Ann Michael is Chief Transformation Officer at AIP Publishing, leading the Data & Analytics, Product Innovation, Strategic Alignment Office, and Product Development and Operations teams. She also serves as Board Chair of Delta Think, a consultancy focused on strategy and innovation in scholarly communications. Throughout her career she has gained broad exposure to society and commercial scholarly publishers, librarians and library consortia, funders, and researchers. As an ardent believer in data informed decision-making, Ann was instrumental in the 2017 launch of the Delta Think Open Access Data & Analytics Tool, which tracks and assesses the impact of open access uptake and policies on the scholarly communications ecosystem. Additionally, Ann has served as Chief Digital Officer at PLOS, charged with driving execution and operations as well as their overall digital and supporting data strategy.

Discussion

3 Thoughts on "Stick to Your Ribs: When Did Print Become an Input?"

Well before this post was written, the Gutenberg-e project was launched to experiment with a new kind of scholarly document that had no strict counterpart in print. The result? The market–meaning professional journals that review new books in the field–would not accept this product and insisted on seeing something in print, even if it was only a partial reproduction of the online content. It’s not surprising that, in light of such market feedback, publishers are leery of doing what Ann Michael recommends, which on the face of it sounds reasonable enough.
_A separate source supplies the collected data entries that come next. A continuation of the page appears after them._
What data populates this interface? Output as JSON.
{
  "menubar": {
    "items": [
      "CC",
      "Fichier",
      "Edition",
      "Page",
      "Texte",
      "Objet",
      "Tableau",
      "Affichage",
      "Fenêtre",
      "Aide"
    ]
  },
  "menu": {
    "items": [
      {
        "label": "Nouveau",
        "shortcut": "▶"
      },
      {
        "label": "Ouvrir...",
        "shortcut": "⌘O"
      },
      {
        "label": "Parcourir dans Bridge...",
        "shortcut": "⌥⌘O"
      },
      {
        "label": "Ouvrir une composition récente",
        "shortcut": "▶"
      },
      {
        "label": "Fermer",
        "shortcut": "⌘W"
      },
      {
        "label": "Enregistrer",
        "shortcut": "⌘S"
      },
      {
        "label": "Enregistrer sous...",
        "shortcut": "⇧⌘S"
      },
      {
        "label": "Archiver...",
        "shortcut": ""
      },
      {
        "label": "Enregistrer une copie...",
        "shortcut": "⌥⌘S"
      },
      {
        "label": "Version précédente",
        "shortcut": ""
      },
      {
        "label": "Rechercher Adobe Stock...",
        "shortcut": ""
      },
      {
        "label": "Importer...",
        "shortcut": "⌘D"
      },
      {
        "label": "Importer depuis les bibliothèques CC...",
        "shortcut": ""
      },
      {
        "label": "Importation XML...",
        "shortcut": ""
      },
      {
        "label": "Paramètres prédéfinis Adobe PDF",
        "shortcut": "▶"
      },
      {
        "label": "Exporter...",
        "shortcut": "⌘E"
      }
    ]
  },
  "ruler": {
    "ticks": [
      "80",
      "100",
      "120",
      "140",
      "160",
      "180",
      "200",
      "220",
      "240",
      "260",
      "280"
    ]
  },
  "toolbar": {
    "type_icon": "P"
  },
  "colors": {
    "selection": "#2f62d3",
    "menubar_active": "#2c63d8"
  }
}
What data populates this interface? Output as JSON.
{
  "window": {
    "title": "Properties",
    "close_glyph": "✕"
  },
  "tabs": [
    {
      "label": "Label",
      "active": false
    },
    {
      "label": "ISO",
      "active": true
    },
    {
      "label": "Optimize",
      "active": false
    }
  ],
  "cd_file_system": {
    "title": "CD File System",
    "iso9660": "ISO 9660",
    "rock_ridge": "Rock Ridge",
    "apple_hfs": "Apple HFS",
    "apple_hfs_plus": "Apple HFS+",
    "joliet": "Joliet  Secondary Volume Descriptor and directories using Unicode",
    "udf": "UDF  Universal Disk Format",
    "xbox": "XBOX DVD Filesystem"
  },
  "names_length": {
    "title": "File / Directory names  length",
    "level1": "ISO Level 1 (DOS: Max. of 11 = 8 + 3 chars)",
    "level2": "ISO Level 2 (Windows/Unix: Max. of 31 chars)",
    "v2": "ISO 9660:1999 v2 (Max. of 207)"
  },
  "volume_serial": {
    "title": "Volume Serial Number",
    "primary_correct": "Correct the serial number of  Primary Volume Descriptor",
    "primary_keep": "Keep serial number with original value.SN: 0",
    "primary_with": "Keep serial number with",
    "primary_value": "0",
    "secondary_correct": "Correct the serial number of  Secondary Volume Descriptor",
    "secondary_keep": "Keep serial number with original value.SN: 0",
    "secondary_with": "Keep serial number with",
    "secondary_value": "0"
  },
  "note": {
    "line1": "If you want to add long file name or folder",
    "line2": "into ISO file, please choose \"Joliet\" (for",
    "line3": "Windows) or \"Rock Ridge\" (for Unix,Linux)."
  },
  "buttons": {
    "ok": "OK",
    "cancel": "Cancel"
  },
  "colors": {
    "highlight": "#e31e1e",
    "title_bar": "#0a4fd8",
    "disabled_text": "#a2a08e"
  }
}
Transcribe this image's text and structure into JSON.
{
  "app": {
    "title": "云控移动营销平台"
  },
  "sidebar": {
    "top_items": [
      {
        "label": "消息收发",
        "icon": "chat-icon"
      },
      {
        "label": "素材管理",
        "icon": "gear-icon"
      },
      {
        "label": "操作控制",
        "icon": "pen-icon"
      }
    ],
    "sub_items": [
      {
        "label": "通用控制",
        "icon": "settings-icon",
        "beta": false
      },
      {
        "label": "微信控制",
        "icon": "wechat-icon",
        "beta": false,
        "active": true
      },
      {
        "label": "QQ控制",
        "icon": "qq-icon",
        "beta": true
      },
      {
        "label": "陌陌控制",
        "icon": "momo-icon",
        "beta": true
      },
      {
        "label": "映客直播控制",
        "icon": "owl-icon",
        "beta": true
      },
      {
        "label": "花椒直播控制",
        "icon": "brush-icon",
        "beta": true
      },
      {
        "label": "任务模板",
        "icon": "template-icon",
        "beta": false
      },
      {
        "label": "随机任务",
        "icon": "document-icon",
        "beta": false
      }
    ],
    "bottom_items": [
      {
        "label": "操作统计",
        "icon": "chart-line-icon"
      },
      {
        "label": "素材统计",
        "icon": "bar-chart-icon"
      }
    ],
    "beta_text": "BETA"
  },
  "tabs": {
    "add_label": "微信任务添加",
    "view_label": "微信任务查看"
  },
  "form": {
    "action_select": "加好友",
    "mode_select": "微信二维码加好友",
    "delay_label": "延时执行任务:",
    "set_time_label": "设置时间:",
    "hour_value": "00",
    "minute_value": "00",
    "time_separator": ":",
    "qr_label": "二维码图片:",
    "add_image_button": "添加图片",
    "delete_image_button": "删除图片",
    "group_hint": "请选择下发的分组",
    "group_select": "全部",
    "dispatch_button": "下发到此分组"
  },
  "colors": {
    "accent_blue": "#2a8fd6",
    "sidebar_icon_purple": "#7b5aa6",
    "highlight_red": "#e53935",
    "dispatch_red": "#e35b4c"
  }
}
My mother–really–once told me in response to who remembers what question–that it all comes down to economics. Some publishers miss the boat on economics, but part of the reason different aspects of the publishing industry tip quickly and others incrementally, does have to do with economics. Who has the tech, who markets to the tech, development costs, development and invest vs loss or gain of market share. Sometimes the answers look simple and are simple or turn out to be simple–other times not. Learning curve with anything new. Some things more predictable than others–but there is always a big picture and it is true that new developments can also be held back for reasons that are not reasonable. Thanks for reposting. I like to see our thinking and doing in retrospect since this field is still spinning.